Respondent Paparone intervened in pending litigation between petitioner and parties who had agreed to purchase extensive land holdings; she also filed a crossclaim against petitioner. The crossclaim sought, alternatively, to establish an equitable lien against the property, to impose a constructive trust upon the property, to enjoin Lake Placid from disposing of the property, to set aside a settlement agreement between the original parties or to recover damages.
The basis for Paparone's intervention and crossclaim was the substantial interest she claimed to have in the property transaction because she brought the purchasers and Lake Placid together for consummation of the sale. Her claim essentially rested upon a letter from her former husband, the president of Lake Placid, which set forth their agreement in regard to payment of a real estate commission to Paparone. Upon closing, she was to be paid $20,000.00 in cash, in addition to 50% of the profits received.

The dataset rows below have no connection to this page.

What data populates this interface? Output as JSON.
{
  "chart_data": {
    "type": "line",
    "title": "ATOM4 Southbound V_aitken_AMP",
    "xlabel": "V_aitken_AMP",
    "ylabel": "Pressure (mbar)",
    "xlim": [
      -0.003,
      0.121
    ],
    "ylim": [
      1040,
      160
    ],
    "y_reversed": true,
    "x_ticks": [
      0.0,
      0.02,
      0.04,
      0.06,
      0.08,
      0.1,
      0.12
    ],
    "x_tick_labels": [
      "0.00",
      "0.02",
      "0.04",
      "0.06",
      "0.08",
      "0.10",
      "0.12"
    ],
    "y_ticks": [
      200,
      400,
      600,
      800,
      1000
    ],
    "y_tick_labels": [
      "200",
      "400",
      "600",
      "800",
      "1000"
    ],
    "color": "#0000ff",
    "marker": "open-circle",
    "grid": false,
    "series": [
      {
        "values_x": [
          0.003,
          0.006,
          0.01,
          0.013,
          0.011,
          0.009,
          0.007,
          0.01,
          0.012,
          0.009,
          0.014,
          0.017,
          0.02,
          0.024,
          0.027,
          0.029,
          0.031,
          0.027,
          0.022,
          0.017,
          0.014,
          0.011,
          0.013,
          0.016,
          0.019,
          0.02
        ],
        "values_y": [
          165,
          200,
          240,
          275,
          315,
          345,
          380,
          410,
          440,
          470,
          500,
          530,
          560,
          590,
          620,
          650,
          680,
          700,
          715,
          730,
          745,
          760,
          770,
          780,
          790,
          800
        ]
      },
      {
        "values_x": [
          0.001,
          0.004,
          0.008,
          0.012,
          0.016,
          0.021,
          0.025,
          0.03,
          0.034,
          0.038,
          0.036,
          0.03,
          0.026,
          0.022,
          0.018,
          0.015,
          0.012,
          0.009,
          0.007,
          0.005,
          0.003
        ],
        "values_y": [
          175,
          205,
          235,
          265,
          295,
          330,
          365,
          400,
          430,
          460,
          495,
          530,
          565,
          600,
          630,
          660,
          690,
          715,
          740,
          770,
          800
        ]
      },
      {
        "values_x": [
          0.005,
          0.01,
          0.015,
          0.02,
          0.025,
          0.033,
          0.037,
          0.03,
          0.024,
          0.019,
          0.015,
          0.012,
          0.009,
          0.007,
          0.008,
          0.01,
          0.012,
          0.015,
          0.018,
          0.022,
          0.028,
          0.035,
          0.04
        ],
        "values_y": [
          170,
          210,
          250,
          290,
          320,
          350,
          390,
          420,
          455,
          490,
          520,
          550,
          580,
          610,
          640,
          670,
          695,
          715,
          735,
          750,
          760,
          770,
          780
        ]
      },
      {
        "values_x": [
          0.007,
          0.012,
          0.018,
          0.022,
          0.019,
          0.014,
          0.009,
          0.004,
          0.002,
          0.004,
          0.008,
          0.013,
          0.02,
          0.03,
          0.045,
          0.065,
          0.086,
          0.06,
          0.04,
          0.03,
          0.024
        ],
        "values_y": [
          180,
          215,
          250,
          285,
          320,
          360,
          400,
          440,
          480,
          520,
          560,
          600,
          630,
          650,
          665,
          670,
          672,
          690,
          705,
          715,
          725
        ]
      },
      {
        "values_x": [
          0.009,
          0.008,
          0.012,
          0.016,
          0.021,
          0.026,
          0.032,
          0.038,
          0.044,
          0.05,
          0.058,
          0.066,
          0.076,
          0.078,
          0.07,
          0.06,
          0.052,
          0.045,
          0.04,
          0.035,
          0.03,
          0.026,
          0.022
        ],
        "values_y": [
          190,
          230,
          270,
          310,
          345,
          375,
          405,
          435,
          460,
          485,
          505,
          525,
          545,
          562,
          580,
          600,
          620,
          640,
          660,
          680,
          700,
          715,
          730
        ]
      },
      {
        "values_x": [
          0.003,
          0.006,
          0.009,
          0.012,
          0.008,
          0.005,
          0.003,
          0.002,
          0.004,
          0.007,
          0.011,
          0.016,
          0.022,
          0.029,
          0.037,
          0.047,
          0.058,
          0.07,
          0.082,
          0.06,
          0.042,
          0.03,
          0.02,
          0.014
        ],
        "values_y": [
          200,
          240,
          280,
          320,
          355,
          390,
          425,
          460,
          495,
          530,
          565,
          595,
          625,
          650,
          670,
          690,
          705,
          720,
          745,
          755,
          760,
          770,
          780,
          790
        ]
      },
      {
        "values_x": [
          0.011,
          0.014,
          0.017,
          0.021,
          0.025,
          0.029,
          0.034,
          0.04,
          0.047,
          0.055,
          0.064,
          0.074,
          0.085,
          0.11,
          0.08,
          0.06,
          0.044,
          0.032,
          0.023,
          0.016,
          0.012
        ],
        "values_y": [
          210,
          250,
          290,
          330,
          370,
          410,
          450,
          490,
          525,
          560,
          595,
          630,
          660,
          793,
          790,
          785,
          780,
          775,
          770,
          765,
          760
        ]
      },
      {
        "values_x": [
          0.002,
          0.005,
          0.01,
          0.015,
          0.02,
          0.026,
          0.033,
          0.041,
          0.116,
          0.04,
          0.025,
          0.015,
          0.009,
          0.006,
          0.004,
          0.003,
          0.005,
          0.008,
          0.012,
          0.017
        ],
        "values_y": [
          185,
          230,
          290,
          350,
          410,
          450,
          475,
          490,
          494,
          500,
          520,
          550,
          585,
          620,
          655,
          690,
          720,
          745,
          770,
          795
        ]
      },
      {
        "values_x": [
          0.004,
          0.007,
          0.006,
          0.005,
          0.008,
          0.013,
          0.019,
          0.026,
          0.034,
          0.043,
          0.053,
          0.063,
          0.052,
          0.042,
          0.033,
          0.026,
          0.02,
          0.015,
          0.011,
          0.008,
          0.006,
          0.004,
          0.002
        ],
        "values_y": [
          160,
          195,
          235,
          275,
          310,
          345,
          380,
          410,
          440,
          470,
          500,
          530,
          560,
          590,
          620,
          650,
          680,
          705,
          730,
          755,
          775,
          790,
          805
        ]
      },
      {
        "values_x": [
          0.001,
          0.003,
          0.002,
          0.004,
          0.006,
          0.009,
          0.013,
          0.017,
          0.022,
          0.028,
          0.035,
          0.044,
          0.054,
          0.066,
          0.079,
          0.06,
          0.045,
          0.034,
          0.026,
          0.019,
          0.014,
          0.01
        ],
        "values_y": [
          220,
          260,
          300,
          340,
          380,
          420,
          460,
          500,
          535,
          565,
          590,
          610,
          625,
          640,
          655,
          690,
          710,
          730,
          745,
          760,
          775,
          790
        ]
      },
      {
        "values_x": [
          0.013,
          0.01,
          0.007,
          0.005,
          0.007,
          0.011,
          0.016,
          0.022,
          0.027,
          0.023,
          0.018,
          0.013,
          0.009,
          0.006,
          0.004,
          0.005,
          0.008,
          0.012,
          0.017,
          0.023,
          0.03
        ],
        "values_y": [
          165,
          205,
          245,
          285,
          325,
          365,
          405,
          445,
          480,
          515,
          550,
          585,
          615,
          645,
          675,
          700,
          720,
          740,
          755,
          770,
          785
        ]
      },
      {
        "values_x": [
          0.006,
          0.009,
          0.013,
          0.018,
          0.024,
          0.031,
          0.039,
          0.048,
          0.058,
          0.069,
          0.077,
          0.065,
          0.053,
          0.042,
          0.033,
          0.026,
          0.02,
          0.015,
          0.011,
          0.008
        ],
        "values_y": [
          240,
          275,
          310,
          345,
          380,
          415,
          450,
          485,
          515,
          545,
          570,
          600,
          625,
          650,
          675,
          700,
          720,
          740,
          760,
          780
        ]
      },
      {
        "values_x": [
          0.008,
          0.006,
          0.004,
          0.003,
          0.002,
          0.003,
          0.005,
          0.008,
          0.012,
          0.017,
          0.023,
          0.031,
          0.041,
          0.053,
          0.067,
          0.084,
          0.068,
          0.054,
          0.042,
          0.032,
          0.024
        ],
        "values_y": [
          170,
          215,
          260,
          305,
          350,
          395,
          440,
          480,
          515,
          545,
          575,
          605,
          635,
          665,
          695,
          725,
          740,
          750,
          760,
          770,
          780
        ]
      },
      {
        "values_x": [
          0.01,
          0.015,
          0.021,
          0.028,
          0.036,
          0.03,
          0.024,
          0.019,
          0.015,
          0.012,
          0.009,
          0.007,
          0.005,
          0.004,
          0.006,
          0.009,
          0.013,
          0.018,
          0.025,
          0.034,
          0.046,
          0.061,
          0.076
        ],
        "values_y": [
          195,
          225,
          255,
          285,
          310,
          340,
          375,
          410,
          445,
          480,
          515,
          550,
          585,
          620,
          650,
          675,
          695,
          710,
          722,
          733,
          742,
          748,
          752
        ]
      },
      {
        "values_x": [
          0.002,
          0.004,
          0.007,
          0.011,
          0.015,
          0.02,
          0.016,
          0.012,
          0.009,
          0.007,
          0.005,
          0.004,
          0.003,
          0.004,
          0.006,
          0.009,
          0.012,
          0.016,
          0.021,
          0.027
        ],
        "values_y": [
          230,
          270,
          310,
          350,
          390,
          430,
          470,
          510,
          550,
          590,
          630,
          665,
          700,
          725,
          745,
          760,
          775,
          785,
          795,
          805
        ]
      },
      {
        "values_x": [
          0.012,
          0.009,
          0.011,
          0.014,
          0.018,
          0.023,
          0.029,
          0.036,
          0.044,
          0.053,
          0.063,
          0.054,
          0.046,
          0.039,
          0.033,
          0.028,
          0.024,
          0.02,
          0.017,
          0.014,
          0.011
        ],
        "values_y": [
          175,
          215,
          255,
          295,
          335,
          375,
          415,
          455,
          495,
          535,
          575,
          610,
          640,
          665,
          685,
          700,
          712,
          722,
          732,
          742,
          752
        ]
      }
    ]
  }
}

However, after Paparone was allowed to intervene by court order and agreement of counsel, Lake Placid entered into a settlement agreement which they kept secret from her; this agreement reconveyed the subject property to Lake Placid by a recorded deed. Six days later, the lawsuit pending between Lake Placid and the purchasers of the property was dismissed. Three claims remain pending below. Lake Placid seeks a declaratory judgment stating that no amounts are due Paparone from the agreement stated by letter. Paparone's complaint in intervention and crossclaim allege her entitlement to an interest in the subject property, which had been transferred without her approval or knowledge. In order to further protect her rights and her purported 50% interest in the profits participation agreement, Paparone filed a notice of lis pendens. This lis pendens concerned the property which was originally sold and then reconveyed back to Lake Placid from the purchasers as the basis of their settlement.

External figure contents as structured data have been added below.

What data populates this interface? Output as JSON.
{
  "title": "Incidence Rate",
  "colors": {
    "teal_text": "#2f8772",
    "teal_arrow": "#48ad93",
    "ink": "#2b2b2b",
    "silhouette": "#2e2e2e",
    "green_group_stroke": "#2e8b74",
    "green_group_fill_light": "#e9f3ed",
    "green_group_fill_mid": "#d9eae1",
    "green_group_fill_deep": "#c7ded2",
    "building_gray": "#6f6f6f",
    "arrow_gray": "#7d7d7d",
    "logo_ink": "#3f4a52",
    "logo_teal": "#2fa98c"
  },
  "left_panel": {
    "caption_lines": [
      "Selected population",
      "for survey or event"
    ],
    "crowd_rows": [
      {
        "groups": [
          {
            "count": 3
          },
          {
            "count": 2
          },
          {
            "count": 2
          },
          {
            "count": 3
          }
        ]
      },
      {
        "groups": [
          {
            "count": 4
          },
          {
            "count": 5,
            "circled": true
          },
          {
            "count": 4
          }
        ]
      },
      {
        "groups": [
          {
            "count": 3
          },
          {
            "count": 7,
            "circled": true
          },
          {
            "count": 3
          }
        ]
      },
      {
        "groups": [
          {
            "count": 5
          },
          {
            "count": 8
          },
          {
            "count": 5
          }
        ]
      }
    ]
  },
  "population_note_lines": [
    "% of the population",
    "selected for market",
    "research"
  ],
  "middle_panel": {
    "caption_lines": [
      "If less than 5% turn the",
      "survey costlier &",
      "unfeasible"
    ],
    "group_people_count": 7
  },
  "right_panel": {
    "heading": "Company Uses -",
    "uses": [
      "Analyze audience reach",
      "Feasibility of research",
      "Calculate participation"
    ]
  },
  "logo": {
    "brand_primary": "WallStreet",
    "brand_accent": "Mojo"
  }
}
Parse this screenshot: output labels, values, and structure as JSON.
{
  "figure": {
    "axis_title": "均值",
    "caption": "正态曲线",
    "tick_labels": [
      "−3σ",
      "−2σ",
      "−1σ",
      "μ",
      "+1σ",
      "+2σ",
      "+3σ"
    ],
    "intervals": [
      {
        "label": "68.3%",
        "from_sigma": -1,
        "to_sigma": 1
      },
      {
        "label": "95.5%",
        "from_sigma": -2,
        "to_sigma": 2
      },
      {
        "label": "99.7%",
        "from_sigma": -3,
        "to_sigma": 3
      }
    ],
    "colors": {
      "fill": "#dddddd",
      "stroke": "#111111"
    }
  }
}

In its motion to discharge the lis pendens, Lake Placid contended that (a) the action was not founded on a duly recorded instrument or mechanic's lien, and (b) respondent was a registered real estate broker who was prevented from filing a lis pendens. The motion for discharge was denied after the trial court considered memoranda from both parties and oral argument. In its order, the trial court specifically found that the relief sought by Paparone was not in her capacity as a broker to collect a commission and that a ¡is pendens was proper because the relief sought by Paparone (regarding her claims to a vested interest in the subject property) might specifically affect the property in question. We disagree.

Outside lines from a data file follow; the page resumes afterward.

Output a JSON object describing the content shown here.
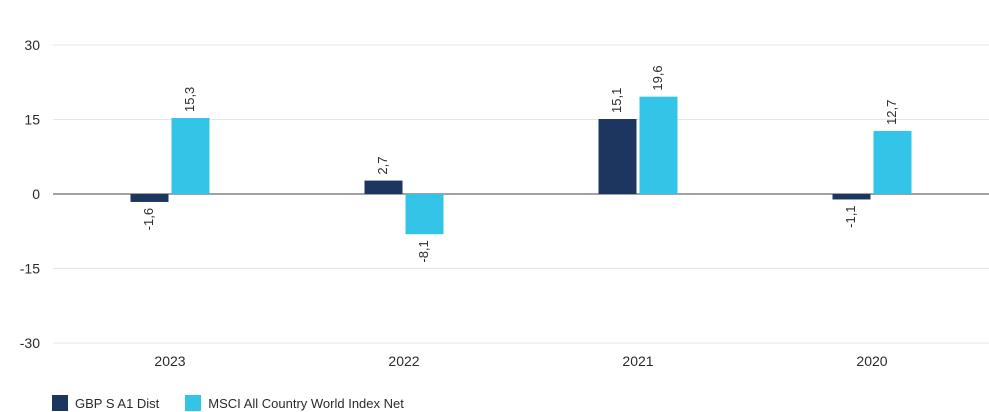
{
  "chart_data": {
    "type": "bar",
    "categories": [
      "2023",
      "2022",
      "2021",
      "2020"
    ],
    "series": [
      {
        "name": "GBP S A1 Dist",
        "values": [
          -1.6,
          2.7,
          15.1,
          -1.1
        ],
        "labels": [
          "-1,6",
          "2,7",
          "15,1",
          "-1,1"
        ],
        "color": "#1d3660"
      },
      {
        "name": "MSCI All Country World Index Net",
        "values": [
          15.3,
          -8.1,
          19.6,
          12.7
        ],
        "labels": [
          "15,3",
          "-8,1",
          "19,6",
          "12,7"
        ],
        "color": "#33c4e8"
      }
    ],
    "yticks": [
      30,
      15,
      0,
      -15,
      -30
    ],
    "ytick_labels": [
      "30",
      "15",
      "0",
      "-15",
      "-30"
    ],
    "ylim": [
      -30,
      30
    ],
    "grid": true,
    "legend": "bottom-left"
  }
}
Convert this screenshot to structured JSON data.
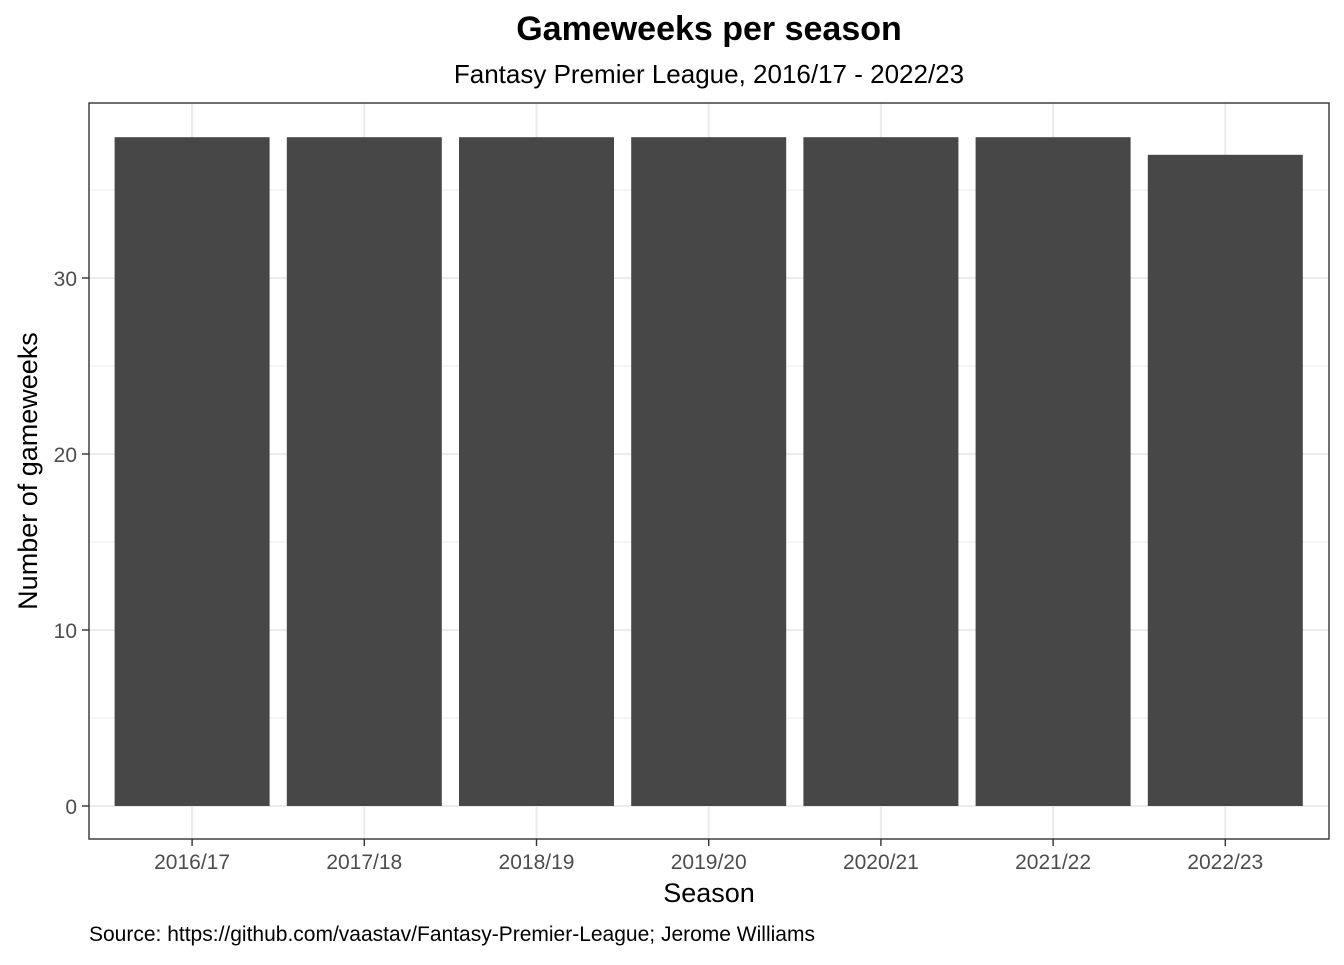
{
  "chart_data": {
    "type": "bar",
    "title": "Gameweeks per season",
    "subtitle": "Fantasy Premier League, 2016/17 - 2022/23",
    "caption": "Source: https://github.com/vaastav/Fantasy-Premier-League; Jerome Williams",
    "xlabel": "Season",
    "ylabel": "Number of gameweeks",
    "categories": [
      "2016/17",
      "2017/18",
      "2018/19",
      "2019/20",
      "2020/21",
      "2021/22",
      "2022/23"
    ],
    "values": [
      38,
      38,
      38,
      38,
      38,
      38,
      37
    ],
    "ylim": [
      0,
      38
    ],
    "yticks": [
      0,
      10,
      20,
      30
    ],
    "grid": true,
    "legend": "none",
    "colors": {
      "bar": "#474747",
      "grid": "#ebebeb",
      "panel_border": "#333333",
      "text": "#000000",
      "tick_text": "#4d4d4d"
    }
  }
}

First, there is no written recorded instrument upon which Paparone's claim is made. Instead, the claim of respondent is based upon a contract for a real estate broker's fee and section 475.42(l)(j), Florida Statutes (1979), prohibits assertion of a lien on this basis. No matter what one chooses to call it, a rose is a rose is a rose — the 1975 agreement is nothing other than a contract for a real estate broker's fee on which Pa-parone is now suing to collect.
Therefore, the pleadings filed by Paparone do not allege a direct and legally recognizable claim against the property encumbered by the lis pendens. DePass v. Chitty, 90 Fla. 77, 105 So. 148 (1925); Sunrise Point, Inc. v. Foss, 373 So.2d 438 (Fla. 3d DCA), cert. denied, 374 So.2d 99 (Fla.1979). A cause of action for equitable relief such as a lis pendens does not arise simply because a promise to pay is subsequently broken. Hallmark Manufacturing, Inc. v. Lujack Construction Co., 372 So.2d 520 (Fla. 4th DCA 1979). A complaint which will not support a claim against the specific property at issue cannot provide a basis for tying it up by a filing of notice of lis pendens. Wiggins v. Dojcsan, 411 So.2d 894 (Fla. 2d DCA 1982) (Grimes, J., dissenting).
Since there is no justification for burdening the alienability of this property, the lower court should have discharged the ¡is pendens.
REVERSED and REMANDED for action consistent with this opinion.
CAMPBELL and SCHOONOVER, JJ., concur.